Isso porque, de acordo com o PL, uma terra indígena só pode ser demarcada se for comprovado que os povos originários estavam no local antes ou na data de promulgação da atual Constituição Federal, que ocorreu no dia 5 de outubro de 1988.

Qualquer demanda por demarcação que não se encaixe nesse recorte deve ser automaticamente rejeitada.

A medida foi encaminhada para o Senado e, caso aprovada, deve causar grande quantidade de ações na Justiça por parte de fazendeiros, solicitando a revisão de áreas que já haviam sido demarcadas e até regularizadas (último processo para que a posse da terra seja concedida aos indígenas).

Em Mato Grosso do Sul, de acordo com dados da Fundação Nacional dos Povos Indígenas (Funai), existem 33 terras com a posse dos indígenas confirmada (sendo 4 homologadas e 29 regularizadas).

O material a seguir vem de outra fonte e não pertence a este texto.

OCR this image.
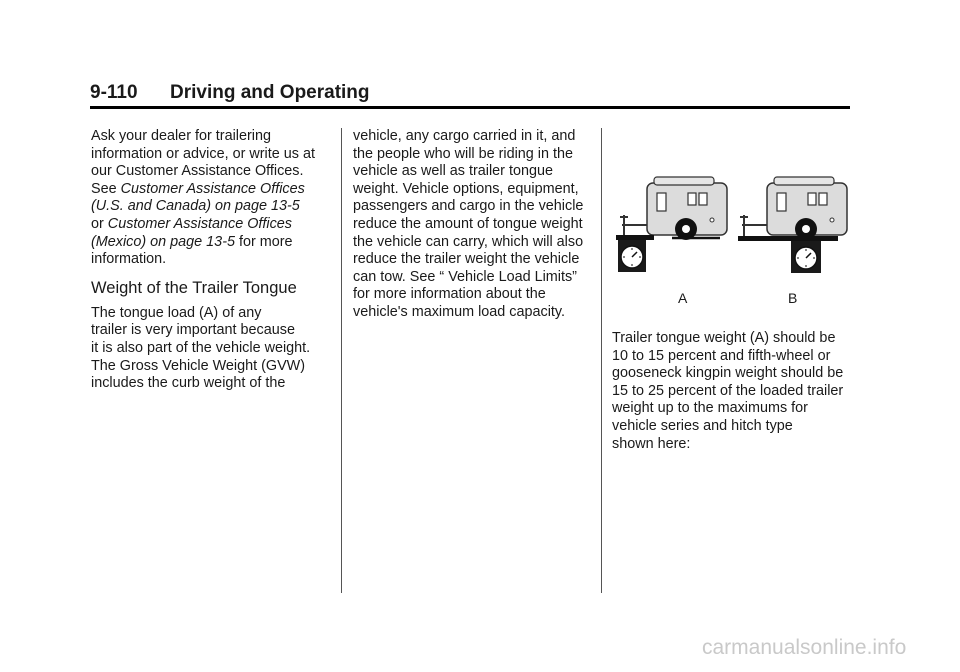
9-110 Driving and Operating
Ask your dealer for trailering
information or advice, or write us at
our Customer Assistance Offices.
See Customer Assistance Offices
(U.S. and Canada) on page 13-5
or Customer Assistance Offices
(Mexico) on page 13-5 for more
information.
Weight of the Trailer Tongue
The tongue load (A) of any
trailer is very important because
it is also part of the vehicle weight.
The Gross Vehicle Weight (GVW)
includes the curb weight of the
vehicle, any cargo carried in it, and
the people who will be riding in the
vehicle as well as trailer tongue
weight. Vehicle options, equipment,
passengers and cargo in the vehicle
reduce the amount of tongue weight
the vehicle can carry, which will also
reduce the trailer weight the vehicle
can tow. See “ Vehicle Load Limits”
for more information about the
vehicle's maximum load capacity.
A	B
Trailer tongue weight (A) should be
10 to 15 percent and fifth-wheel or
gooseneck kingpin weight should be
15 to 25 percent of the loaded trailer
weight up to the maximums for
vehicle series and hitch type
shown here:
carmanualsonline.info
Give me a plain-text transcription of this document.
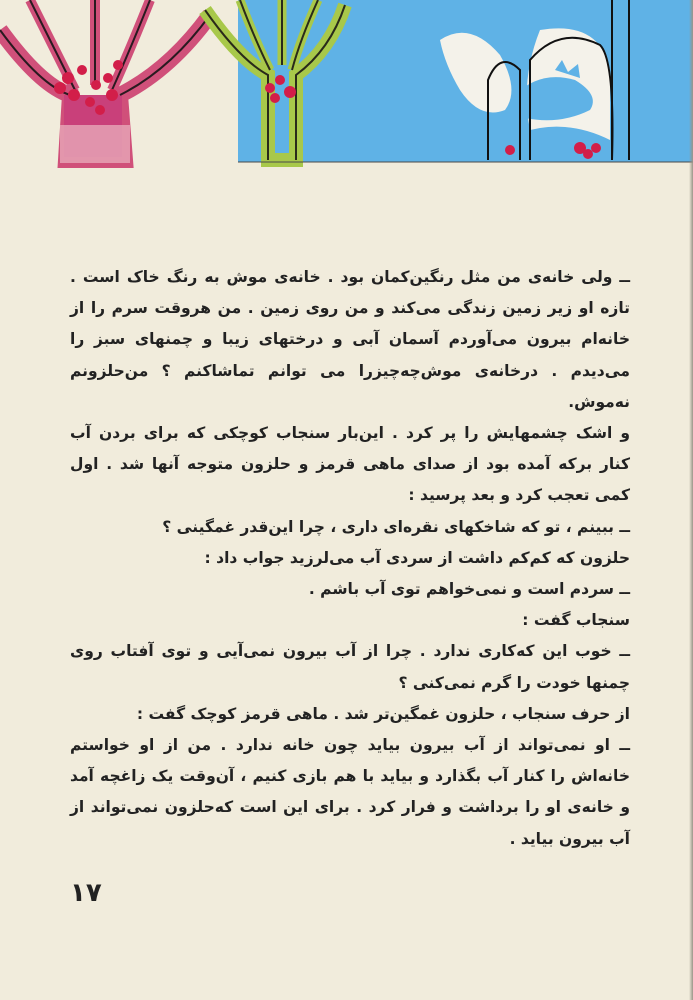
ــ ولی خانه‌ی من مثل رنگین‌کمان بود . خانه‌ی موش به رنگ خاک است . تازه او زیر زمین زندگی می‌کند و من روی زمین . من هروقت سرم را از خانه‌ام بیرون می‌آوردم آسمان آبی و درختهای زیبا و چمنهای سبز را می‌دیدم . درخانه‌ی موش‌چه‌چیز‌را می توانم تماشاکنم ؟ من‌حلزونم نه‌موش.

و اشک چشمهایش را پر کرد . این‌بار سنجاب کوچکی که برای بردن آب کنار برکه آمده بود از صدای ماهی قرمز و حلزون متوجه آنها شد . اول کمی تعجب کرد و بعد پرسید :

ــ ببینم ، تو که شاخکهای نقره‌ای داری ، چرا این‌قدر غمگینی ؟

حلزون که کم‌کم داشت از سردی آب می‌لرزید جواب داد :

ــ سردم است و نمی‌خواهم توی آب باشم .

سنجاب گفت :

ــ خوب این که‌کاری ندارد . چرا از آب بیرون نمی‌آیی و توی آفتاب روی چمنها خودت را گرم نمی‌کنی ؟

از حرف سنجاب ، حلزون غمگین‌تر شد . ماهی قرمز کوچک گفت :

ــ او نمی‌تواند از آب بیرون بیاید چون خانه ندارد . من از او خواستم خانه‌اش را کنار آب بگذارد و بیاید با هم بازی کنیم ، آن‌وقت یک زاغچه آمد و خانه‌ی او را برداشت و فرار کرد . برای این است که‌حلزون نمی‌تواند از آب بیرون بیاید .

۱۷
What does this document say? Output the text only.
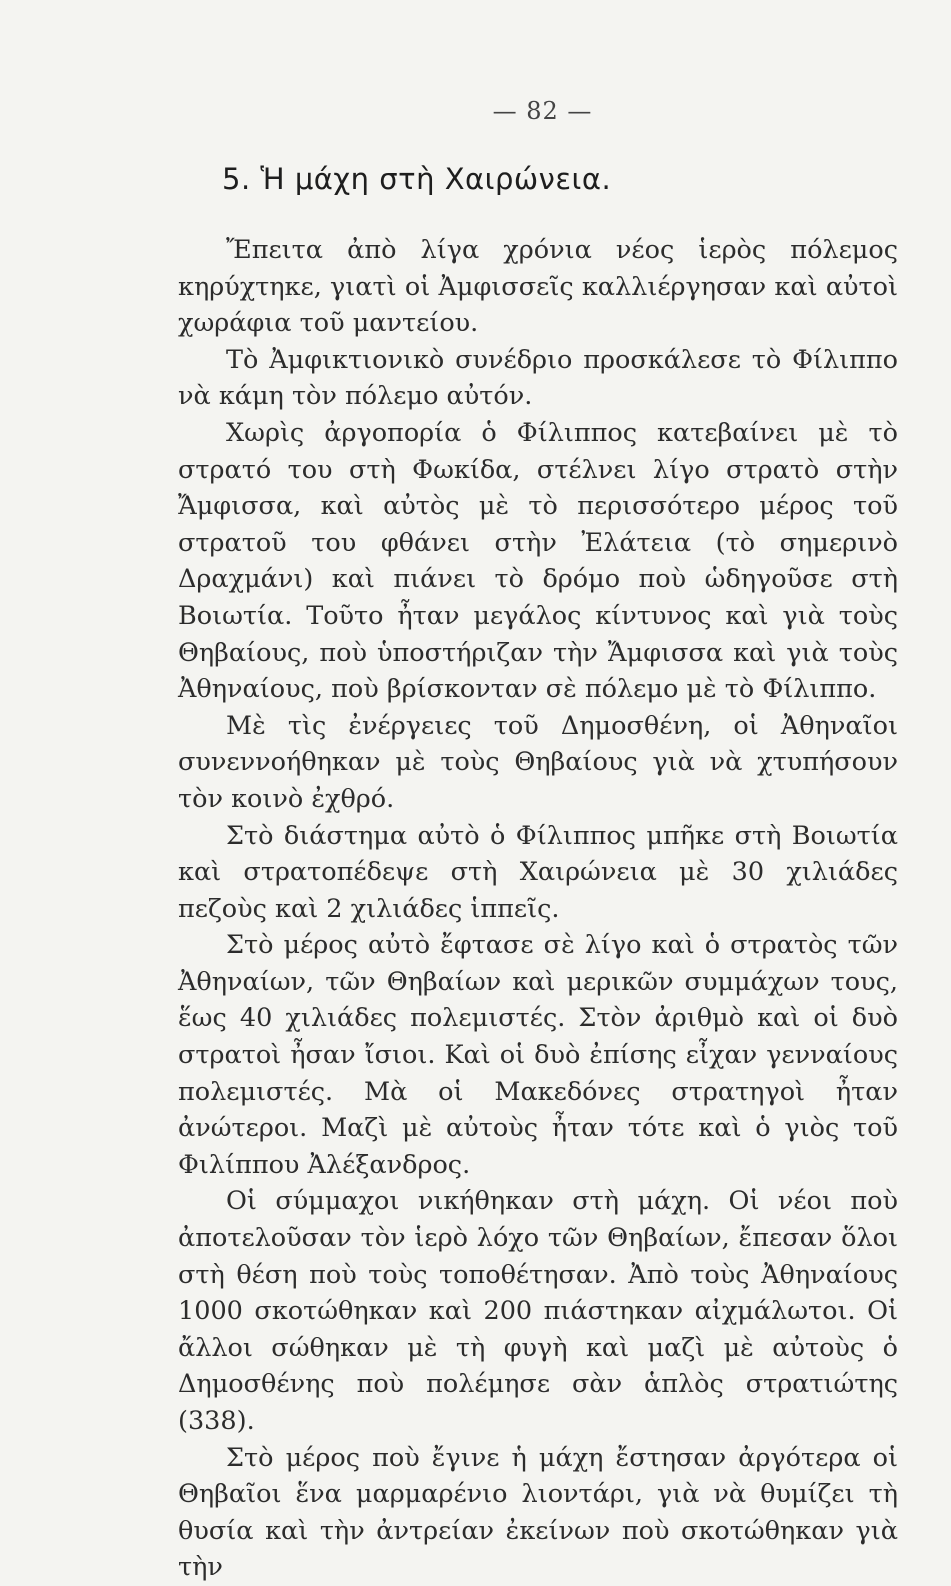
— 82 —
5. Ἡ μάχη στὴ Χαιρώνεια.

Ἔπειτα ἀπὸ λίγα χρόνια νέος ἱερὸς πόλεμος κηρύχτηκε, γιατὶ οἱ Ἀμφισσεῖς καλλιέργησαν καὶ αὐτοὶ χωράφια τοῦ μαντείου.

Τὸ Ἀμφικτιονικὸ συνέδριο προσκάλεσε τὸ Φίλιππο νὰ κάμη τὸν πόλεμο αὐτόν.

Χωρὶς ἀργοπορία ὁ Φίλιππος κατεβαίνει μὲ τὸ στρατό του στὴ Φωκίδα, στέλνει λίγο στρατὸ στὴν Ἄμφισσα, καὶ αὐτὸς μὲ τὸ περισσότερο μέρος τοῦ στρατοῦ του φθάνει στὴν Ἐλάτεια (τὸ σημερινὸ Δραχμάνι) καὶ πιάνει τὸ δρόμο ποὺ ὡδηγοῦσε στὴ Βοιωτία. Τοῦτο ἦταν μεγάλος κίντυνος καὶ γιὰ τοὺς Θηβαίους, ποὺ ὑποστήριζαν τὴν Ἄμφισσα καὶ γιὰ τοὺς Ἀθηναίους, ποὺ βρίσκονταν σὲ πόλεμο μὲ τὸ Φίλιππο.

Μὲ τὶς ἐνέργειες τοῦ Δημοσθένη, οἱ Ἀθηναῖοι συνεννοήθηκαν μὲ τοὺς Θηβαίους γιὰ νὰ χτυπήσουν τὸν κοινὸ ἐχθρό.

Στὸ διάστημα αὐτὸ ὁ Φίλιππος μπῆκε στὴ Βοιωτία καὶ στρατοπέδεψε στὴ Χαιρώνεια μὲ 30 χιλιάδες πεζοὺς καὶ 2 χιλιάδες ἱππεῖς.

Στὸ μέρος αὐτὸ ἔφτασε σὲ λίγο καὶ ὁ στρατὸς τῶν Ἀθηναίων, τῶν Θηβαίων καὶ μερικῶν συμμάχων τους, ἕως 40 χιλιάδες πολεμιστές. Στὸν ἀριθμὸ καὶ οἱ δυὸ στρατοὶ ἦσαν ἴσιοι. Καὶ οἱ δυὸ ἐπίσης εἶχαν γενναίους πολεμιστές. Μὰ οἱ Μακεδόνες στρατηγοὶ ἦταν ἀνώτεροι. Μαζὶ μὲ αὐτοὺς ἦταν τότε καὶ ὁ γιὸς τοῦ Φιλίππου Ἀλέξανδρος.

Οἱ σύμμαχοι νικήθηκαν στὴ μάχη. Οἱ νέοι ποὺ ἀποτελοῦσαν τὸν ἱερὸ λόχο τῶν Θηβαίων, ἔπεσαν ὅλοι στὴ θέση ποὺ τοὺς τοποθέτησαν. Ἀπὸ τοὺς Ἀθηναίους 1000 σκοτώθηκαν καὶ 200 πιάστηκαν αἰχμάλωτοι. Οἱ ἄλλοι σώθηκαν μὲ τὴ φυγὴ καὶ μαζὶ μὲ αὐτοὺς ὁ Δημοσθένης ποὺ πολέμησε σὰν ἁπλὸς στρατιώτης (338).

Στὸ μέρος ποὺ ἔγινε ἡ μάχη ἔστησαν ἀργότερα οἱ Θηβαῖοι ἕνα μαρμαρένιο λιοντάρι, γιὰ νὰ θυμίζει τὴ θυσία καὶ τὴν ἀντρείαν ἐκείνων ποὺ σκοτώθηκαν γιὰ τὴν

Desse total, 26 terras podem sair da posse dos povos nativos para voltar à de fazendeiros que tiverem documentos das áreas.

Isso pode ocorrer porque nessas localidades dificilmente havia indígenas residindo durante a promulgação da Constituição Federal. Matias Hempel, funcionário do Conselho Indigenista Missionário (Cimi), lembrou que entre os anos de 1915 e 1970, principalmente durante a ditadura militar, os povos nativos foram confinados à força pelo Serviço de Proteção ao Índio (SPI) em reservas.

Para tanto, foram criadas oito áreas no Estado para onde os indígenas foram levados: Aldeia Limão Verde, em Amambai; Amambai, localizada na cidade de Amambai; Dourados ou Jaguaripu e Bororó, que ficam em Dourados; Pirajuí, em Paranhos; Porto Lindo, em Japorã; Sassoró, em Tacuru; e Taquaperi, em Coronel Sapucaia.

Há ainda também a Terra Indígena de Lagoa Rica, em Douradina, porém, ela está dentro de uma área maior, na Aldeia Panambi-Lagoa Rica, que, por ter solicitado a ampliação de sua área, encontra-se hoje delimitada, aguardando ser declarada.

As fases do processo de demarcação de terras indígenas são as seguintes: estudo, delimitação, declaração, homologação, regularização (após o decreto presidencial) e interdição (usado para povos indígenas isolados, sem nenhum caso em MS).

Mato Grosso do Sul tem 17 terras indígenas em estudo (número maior que o apresentado em reportagem anterior pelo acréscimo da Terra Indígena Vitoi Kuê, entre Japorã e Mundo Novo, da etnia guarani), 4 terras já delimitadas e 11 áreas declaradas, ou seja, são 34 pretendidas.

PRECEDENTES

De acordo com Matias Hempel, já existem casos em Mato Grosso do Sul de territórios em que, mesmo com a demarcação declarada e regularizada, houve contestação na Justiça por parte de fazendeiros.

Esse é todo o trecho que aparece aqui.